Perceptual foreign accent and its relevance for simultaneous interpreting  

Robert McAllister

In Languang Processing and Simultaneous Interpreting (Hyltenstam, K & Englund-Dimitrova, B., eds.). Amsterdam: John Benjamin, 2000: 45-63.


The study of simultaneous interpreting presents a formidable challenge to the linguist and psychologist alike. Psycholinguistic models meant to shed light on the complexity of the process in question have been developed and refined by several scholars (Gerver, 1976, Moser, 1978, Levelt, 1989, de Boot, 1995). This paper is a discussion of one of the processes included in these current views of simultaneous interpretation, namely the decoding process usually referred to as "speech perception". This process involves the reception of speech sounds and their decoding into linguistic units. The discussion here is based on experimental research concerned with the perceptual performance of second language (L2) users during the perception of L2 speech.
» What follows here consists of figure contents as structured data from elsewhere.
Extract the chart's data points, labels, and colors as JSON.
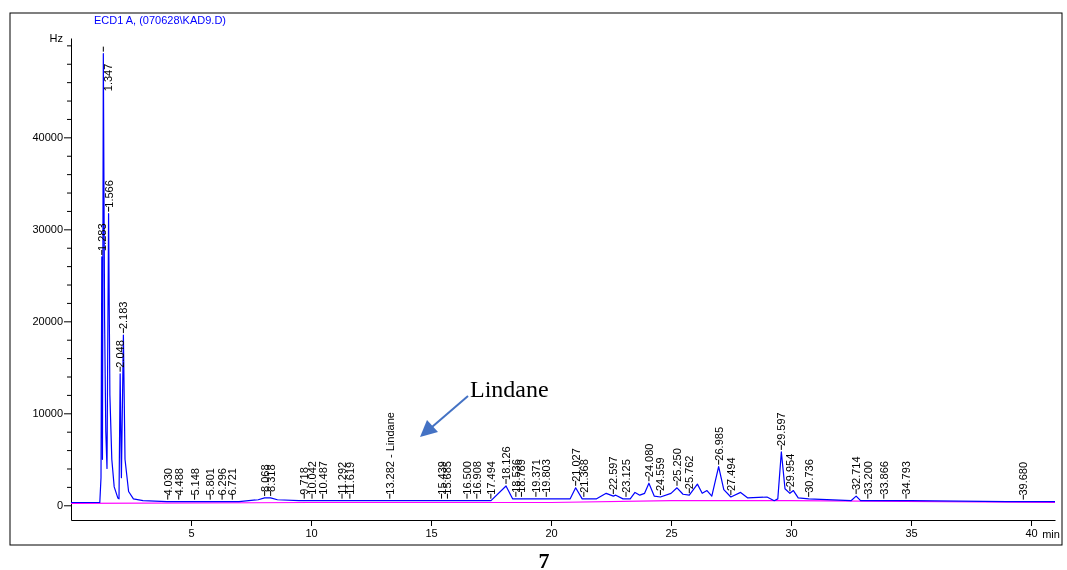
{
  "chart_data": {
    "type": "line",
    "title": "ECD1 A,  (070628\\KAD9.D)",
    "ylabel": "Hz",
    "xlabel": "min",
    "xlim": [
      0,
      41
    ],
    "xticks": [
      5,
      10,
      15,
      20,
      25,
      30,
      35,
      40
    ],
    "ylim": [
      -1600,
      50800
    ],
    "yticks": [
      0,
      {
        "value": 2000,
        "label": null
      },
      {
        "value": 4000,
        "label": null
      },
      {
        "value": 6000,
        "label": null
      },
      {
        "value": 8000,
        "label": null
      },
      10000,
      {
        "value": 12000,
        "label": null
      },
      {
        "value": 14000,
        "label": null
      },
      {
        "value": 16000,
        "label": null
      },
      {
        "value": 18000,
        "label": null
      },
      20000,
      {
        "value": 22000,
        "label": null
      },
      {
        "value": 24000,
        "label": null
      },
      {
        "value": 26000,
        "label": null
      },
      {
        "value": 28000,
        "label": null
      },
      30000,
      {
        "value": 32000,
        "label": null
      },
      {
        "value": 34000,
        "label": null
      },
      {
        "value": 36000,
        "label": null
      },
      {
        "value": 38000,
        "label": null
      },
      40000,
      {
        "value": 42000,
        "label": null
      },
      {
        "value": 44000,
        "label": null
      },
      {
        "value": 46000,
        "label": null
      },
      {
        "value": 48000,
        "label": null
      },
      {
        "value": 50000,
        "label": null
      }
    ],
    "grid": false,
    "marker": "none",
    "line_style": "solid",
    "series": [
      {
        "color": "#0000ff",
        "x": [
          0,
          1.2,
          1.25,
          1.283,
          1.31,
          1.347,
          1.4,
          1.45,
          1.5,
          1.566,
          1.62,
          1.7,
          1.8,
          1.95,
          2.0,
          2.048,
          2.1,
          2.183,
          2.25,
          2.4,
          2.6,
          3.0,
          4,
          5,
          7,
          7.8,
          8.068,
          8.318,
          8.6,
          9.5,
          12,
          15,
          17.5,
          18.126,
          18.4,
          20.8,
          21.027,
          21.3,
          21.9,
          22.3,
          22.597,
          22.7,
          23.0,
          23.3,
          23.5,
          23.7,
          23.9,
          24.08,
          24.3,
          24.559,
          25.0,
          25.25,
          25.5,
          25.762,
          26.1,
          26.3,
          26.5,
          26.7,
          26.985,
          27.2,
          27.494,
          27.9,
          28.2,
          29.0,
          29.3,
          29.45,
          29.597,
          29.75,
          29.954,
          30.1,
          30.3,
          30.736,
          32.5,
          32.714,
          32.9,
          35,
          39,
          41
        ],
        "values": [
          300,
          300,
          3000,
          27000,
          5000,
          49100,
          20000,
          8000,
          4000,
          31700,
          12000,
          5000,
          2000,
          800,
          700,
          14300,
          3000,
          18500,
          5000,
          1500,
          700,
          500,
          400,
          400,
          400,
          600,
          800,
          800,
          600,
          500,
          500,
          500,
          500,
          2100,
          700,
          700,
          1900,
          700,
          700,
          1300,
          1000,
          1100,
          700,
          700,
          1400,
          1100,
          1300,
          2400,
          1000,
          900,
          1300,
          1900,
          1200,
          1100,
          2300,
          1300,
          1600,
          1000,
          4200,
          1700,
          900,
          1400,
          800,
          900,
          500,
          700,
          5800,
          1800,
          1300,
          1600,
          800,
          700,
          500,
          1000,
          500,
          500,
          400,
          400
        ]
      },
      {
        "color": "#ff00ff",
        "x": [
          0,
          10,
          20,
          25,
          30,
          41
        ],
        "values": [
          200,
          300,
          300,
          500,
          500,
          300
        ]
      }
    ],
    "annotations": [
      "Lindane",
      "7",
      {
        "text": "1.283",
        "x": 1.283,
        "y": 27000
      },
      {
        "text": "1.347",
        "x": 1.347,
        "y": 49100
      },
      {
        "text": "1.566",
        "x": 1.566,
        "y": 31700
      },
      {
        "text": "2.048",
        "x": 2.048,
        "y": 14300
      },
      {
        "text": "2.183",
        "x": 2.183,
        "y": 18500
      },
      {
        "text": "4.030",
        "x": 4.03,
        "y": 400
      },
      {
        "text": "4.488",
        "x": 4.488,
        "y": 400
      },
      {
        "text": "5.148",
        "x": 5.148,
        "y": 400
      },
      {
        "text": "5.801",
        "x": 5.801,
        "y": 400
      },
      {
        "text": "6.296",
        "x": 6.296,
        "y": 400
      },
      {
        "text": "6.721",
        "x": 6.721,
        "y": 400
      },
      {
        "text": "8.068",
        "x": 8.068,
        "y": 800
      },
      {
        "text": "8.318",
        "x": 8.318,
        "y": 800
      },
      {
        "text": "9.718",
        "x": 9.718,
        "y": 500
      },
      {
        "text": "10.042",
        "x": 10.042,
        "y": 500
      },
      {
        "text": "10.487",
        "x": 10.487,
        "y": 500
      },
      {
        "text": "11.292",
        "x": 11.292,
        "y": 500
      },
      {
        "text": "11.619",
        "x": 11.619,
        "y": 500
      },
      {
        "text": "13.282 - Lindane",
        "x": 13.282,
        "y": 500
      },
      {
        "text": "15.439",
        "x": 15.439,
        "y": 500
      },
      {
        "text": "15.685",
        "x": 15.685,
        "y": 500
      },
      {
        "text": "16.500",
        "x": 16.5,
        "y": 500
      },
      {
        "text": "16.908",
        "x": 16.908,
        "y": 500
      },
      {
        "text": "17.494",
        "x": 17.494,
        "y": 500
      },
      {
        "text": "18.126",
        "x": 18.126,
        "y": 2100
      },
      {
        "text": "18.536",
        "x": 18.536,
        "y": 700
      },
      {
        "text": "18.769",
        "x": 18.769,
        "y": 700
      },
      {
        "text": "19.371",
        "x": 19.371,
        "y": 700
      },
      {
        "text": "19.803",
        "x": 19.803,
        "y": 700
      },
      {
        "text": "21.027",
        "x": 21.027,
        "y": 1900
      },
      {
        "text": "21.368",
        "x": 21.368,
        "y": 700
      },
      {
        "text": "22.597",
        "x": 22.597,
        "y": 1000
      },
      {
        "text": "23.125",
        "x": 23.125,
        "y": 700
      },
      {
        "text": "24.080",
        "x": 24.08,
        "y": 2400
      },
      {
        "text": "24.559",
        "x": 24.559,
        "y": 900
      },
      {
        "text": "25.250",
        "x": 25.25,
        "y": 1900
      },
      {
        "text": "25.762",
        "x": 25.762,
        "y": 1100
      },
      {
        "text": "26.985",
        "x": 26.985,
        "y": 4200
      },
      {
        "text": "27.494",
        "x": 27.494,
        "y": 900
      },
      {
        "text": "29.597",
        "x": 29.597,
        "y": 5800
      },
      {
        "text": "29.954",
        "x": 29.954,
        "y": 1300
      },
      {
        "text": "30.736",
        "x": 30.736,
        "y": 700
      },
      {
        "text": "32.714",
        "x": 32.714,
        "y": 1000
      },
      {
        "text": "33.200",
        "x": 33.2,
        "y": 500
      },
      {
        "text": "33.866",
        "x": 33.866,
        "y": 500
      },
      {
        "text": "34.793",
        "x": 34.793,
        "y": 500
      },
      {
        "text": "39.680",
        "x": 39.68,
        "y": 400
      }
    ]
  }
}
The question immediately arises as to what extent simultaneous interpreters are similar to second language users with respect to speech perception and, consequently, whether or not evidence from the L2 users in the study presented here is of interest in the context of simultaneous interpretation. This question ultimately revolves around the issue of the definitions of "second language", "bilingualism" and how degree of mastery of a language can be assessed. The discussion of these admittedly important issues is, however, beyond the pale of this paper. We will assume that there are professionals in the field of simultaneous interpreting whose mastery of a language is similar enough to that of second language users to make this discussion relevant to the theme of this symposium.